Sewanee Slavery Project holds racial healing and reconciliation event


Sewanee: The University of the South. Photo courtesy of

By Jasmine Huang
Junior Editor

The evening of March 6 in Gailor Auditorium saw the commanding presence of Dr. Catherine Meeks, the executive director of the Absalom Jones Center for Racial Healing, during an event entitled “Racial Healing and Reconciliation: The Inner and Outer Journey.” Seated at a table in the center of the stage, she shared personal stories and knowledge regarding the ways in which communities perceive, address, and dismantle racism.

The Sewanee Slavery Project and the Beecken Center of the School of Theology collaborated to create this event in an effort to provide the Sewanee community with an understanding of what racial healing entails while also generating productive dialogue. An experienced theologian and social activist, Meeks’ arrival was sponsored by the Beecken Center. Since the Sewanee Slavery Project explores the school’s connections to the slave trade and has hosted a series of community-wide forums, the two worked in partnership to oversee this occasion.

The groups hosted Meeks and a follow-up panel consisting of Nicky Hamilton, the senior associate director for the offices of civic engagement; Dr. Jody Allen, a visiting professor of history; School of Theology visiting professor the Right Reverend James Tengatenga; and the Reverend Deborah Jackson, the School of Theology’s Associate Dean for Community Life, Recruitment, and Admission.

Karen Meridith, interim director of the Beecken Center and executive director of the Education for Ministry, opened the discussion. Department of History Chair and Director of the Sewanee Slavery Project Woody Register (C’80) also made remarks before the program began.

Looking at the crowd, Register reminded everyone, “Our project is a University project. Its success will be determined by the degree to which its students, faculty, staff, and resources, and the School of Theology come together and work to understand the long history of racial history and justice in our community.”

Meridith introduced the distinguished Meeks and her career in the Episcopal Church and the Episcopal Diocese of Atlanta. Meeks began by reading from a chapter from Living Into God’s Dream: Dismantling Racism in America, a book she helped compile and edit. She told the story of her brother, who died when the hospital refused to treat him because he was a black boy. Remembering her father’s grief, she read, “His poverty and skin color were two major strikes against him; he could not do anything about them.”

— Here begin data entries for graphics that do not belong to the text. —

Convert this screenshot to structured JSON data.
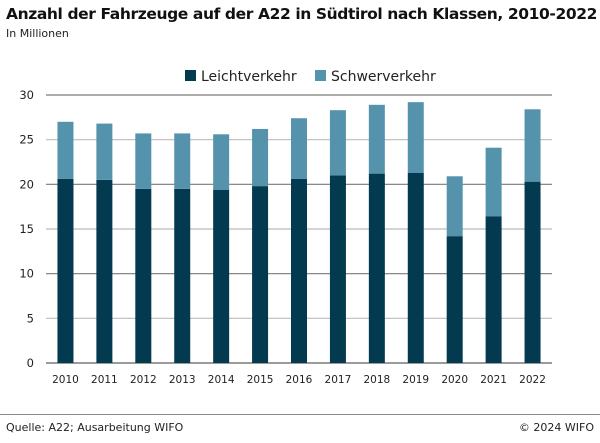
{
  "header": {
    "title": "Anzahl der Fahrzeuge auf der A22 in Südtirol nach Klassen, 2010-2022",
    "subtitle": "In Millionen"
  },
  "footer": {
    "source": "Quelle: A22; Ausarbeitung WIFO",
    "copyright": "© 2024 WIFO"
  },
  "chart_data": {
    "type": "bar",
    "stacked": true,
    "title": "Anzahl der Fahrzeuge auf der A22 in Südtirol nach Klassen, 2010-2022",
    "ylabel": "In Millionen",
    "xlabel": "",
    "ylim": [
      0,
      30
    ],
    "yticks": [
      0,
      5,
      10,
      15,
      20,
      25,
      30
    ],
    "grid": true,
    "legend": "top-center",
    "categories": [
      "2010",
      "2011",
      "2012",
      "2013",
      "2014",
      "2015",
      "2016",
      "2017",
      "2018",
      "2019",
      "2020",
      "2021",
      "2022"
    ],
    "series": [
      {
        "name": "Leichtverkehr",
        "color": "#033a4f",
        "values": [
          20.6,
          20.5,
          19.5,
          19.5,
          19.4,
          19.8,
          20.6,
          21.0,
          21.2,
          21.3,
          14.2,
          16.4,
          20.3
        ]
      },
      {
        "name": "Schwerverkehr",
        "color": "#5593ad",
        "values": [
          6.4,
          6.3,
          6.2,
          6.2,
          6.2,
          6.4,
          6.8,
          7.3,
          7.7,
          7.9,
          6.7,
          7.7,
          8.1
        ]
      }
    ]
  }
}
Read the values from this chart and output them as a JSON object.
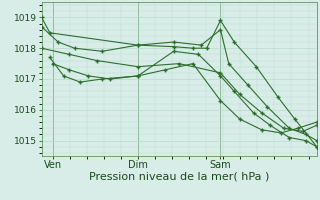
{
  "bg_color": "#cce8e0",
  "plot_bg_color": "#d8ede8",
  "grid_color": "#b8d8d0",
  "line_color": "#2d6e2d",
  "marker_color": "#2d6e2d",
  "xlabel": "Pression niveau de la mer( hPa )",
  "xlabel_fontsize": 8,
  "yticks": [
    1015,
    1016,
    1017,
    1018,
    1019
  ],
  "ylim": [
    1014.5,
    1019.5
  ],
  "xlim": [
    0,
    1
  ],
  "xtick_labels": [
    "Ven",
    "Dim",
    "Sam"
  ],
  "xtick_positions": [
    0.04,
    0.35,
    0.65
  ],
  "vline_positions": [
    0.04,
    0.35,
    0.65
  ],
  "series": [
    {
      "x": [
        0.0,
        0.03,
        0.35,
        0.48,
        0.55,
        0.6,
        0.65,
        0.7,
        0.78,
        0.86,
        0.92,
        1.0
      ],
      "y": [
        1019.0,
        1018.5,
        1018.1,
        1018.05,
        1018.0,
        1018.0,
        1018.9,
        1018.2,
        1017.4,
        1016.4,
        1015.7,
        1014.8
      ]
    },
    {
      "x": [
        0.0,
        0.06,
        0.12,
        0.22,
        0.35,
        0.48,
        0.58,
        0.65,
        0.68,
        0.75,
        0.82,
        0.9,
        0.96,
        1.0
      ],
      "y": [
        1018.7,
        1018.2,
        1018.0,
        1017.9,
        1018.1,
        1018.2,
        1018.1,
        1018.6,
        1017.5,
        1016.8,
        1016.1,
        1015.4,
        1015.2,
        1015.0
      ]
    },
    {
      "x": [
        0.0,
        0.1,
        0.2,
        0.35,
        0.5,
        0.65,
        0.72,
        0.8,
        0.88,
        0.95,
        1.0
      ],
      "y": [
        1018.0,
        1017.8,
        1017.6,
        1017.4,
        1017.5,
        1017.2,
        1016.5,
        1015.9,
        1015.4,
        1015.3,
        1015.5
      ]
    },
    {
      "x": [
        0.04,
        0.1,
        0.17,
        0.25,
        0.35,
        0.45,
        0.55,
        0.65,
        0.72,
        0.8,
        0.87,
        0.93,
        1.0
      ],
      "y": [
        1017.5,
        1017.3,
        1017.1,
        1017.0,
        1017.1,
        1017.3,
        1017.5,
        1016.3,
        1015.7,
        1015.35,
        1015.25,
        1015.4,
        1015.6
      ]
    },
    {
      "x": [
        0.03,
        0.08,
        0.14,
        0.22,
        0.35,
        0.48,
        0.57,
        0.65,
        0.7,
        0.77,
        0.83,
        0.9,
        0.96,
        1.0
      ],
      "y": [
        1017.7,
        1017.1,
        1016.9,
        1017.0,
        1017.1,
        1017.9,
        1017.8,
        1017.1,
        1016.6,
        1015.9,
        1015.5,
        1015.1,
        1015.0,
        1014.8
      ]
    }
  ]
}
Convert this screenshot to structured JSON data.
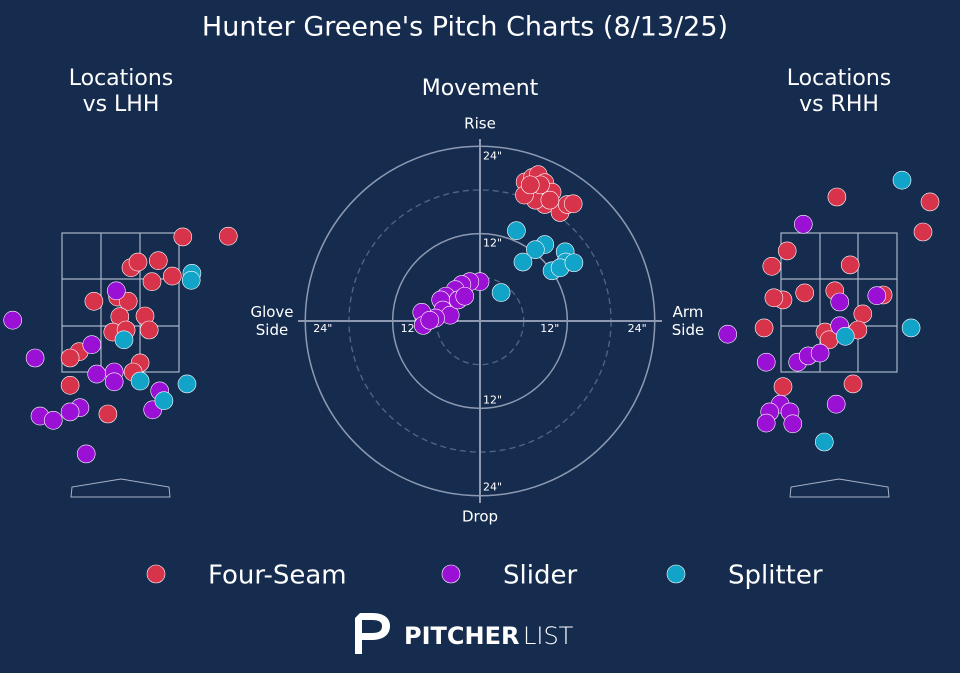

Calling herself a “midwife to the souls of her students,” Meeks then gifted audience members with an hour-long lecture that addressed a variety of topics such as white guilt, lynchings, and mobilizing. “It is by remembering, we can reclaim ourselves,” she emphasized. “We reclaim the history that we are having keep us apart.”

Later on, Meeks also noted, “The truth of the matter is that you don’t escape racism in America…so you might as well put on your warrior woman suit and be a resistor.”

Afterward, panelists came on stage to speak, answer questions, and participate in the audience discussion. Community members, students, and professors all contributed, asking questions that produced a wide range of wisdom and advice from the speakers.

Providing a mix of theological thought and other philosophy, Tengatenga opened the talk. “The whole obsession about the Eucharist for me, it’s all about eating and drinking,” he commented, amongst the laughs of audience members. “So that has to do with repentance, reconciliation, and remembering the story and continuously telling yourself and telling others the way it is. That we are of people of Christ, human together. We are, because you are and I am. And I cannot undo that.”

Following Tengatenga, Johnson observed, “I’ve been through all sorts of programs and things where we’re supposed to be making progress. I think some progress has been made.” However, she maintained, “But again, we have so far to go before we can truly look at each other and see each other, and not see race. Not be blinded by the packages we’re in. I’ve always thought that to get there is a one person at a time. One heart, one mind at a time. And so it’s going to be a long work.”

Born in Johannesburg, South Africa, Hamilton reflected on her time spent in the era of apartheid, remarking, “I knew about race from an early age. I had no choice.” Nonetheless, she referred to people like Nelson Mandela, who she saw demonstrate the resilience and capacity for racial healing in the public sphere. “I always think back to the fact that he invited his two officers to his inauguration and invited them to sit with him. For that, I always say to myself, okay, Nelson Mandela spent 27 years in prison and invited his jailers to the table. What am I doing?”

On the topic of reconciliation, Allen, who also serves as the director of the Lemon Project, an exploration of the College of William & Mary’s connections with slavery and racial injustice, said, “It doesn’t happen overnight. I think there are steps forward, and there are steps backward.”

She continued, “I think we have to…participate in those hard, uncomfortable conversations, we have to be willing to cry, we have to be willing to be angry, we have to be willing to ask questions and to answer questions.”

Lastly, she pointed out the importance of having dialogue. “So I guess that’s the bottom line, something I say to my students—is that we have to talk, that these conversations have to happen because the healing has to happen.

At the very end, Meeks gestured towards the audience and affirmed what Allen said before. “Don’t leave here thinking who you wish was here tonight,” she concluded. “Leave here thankful that you were here in this room tonight.”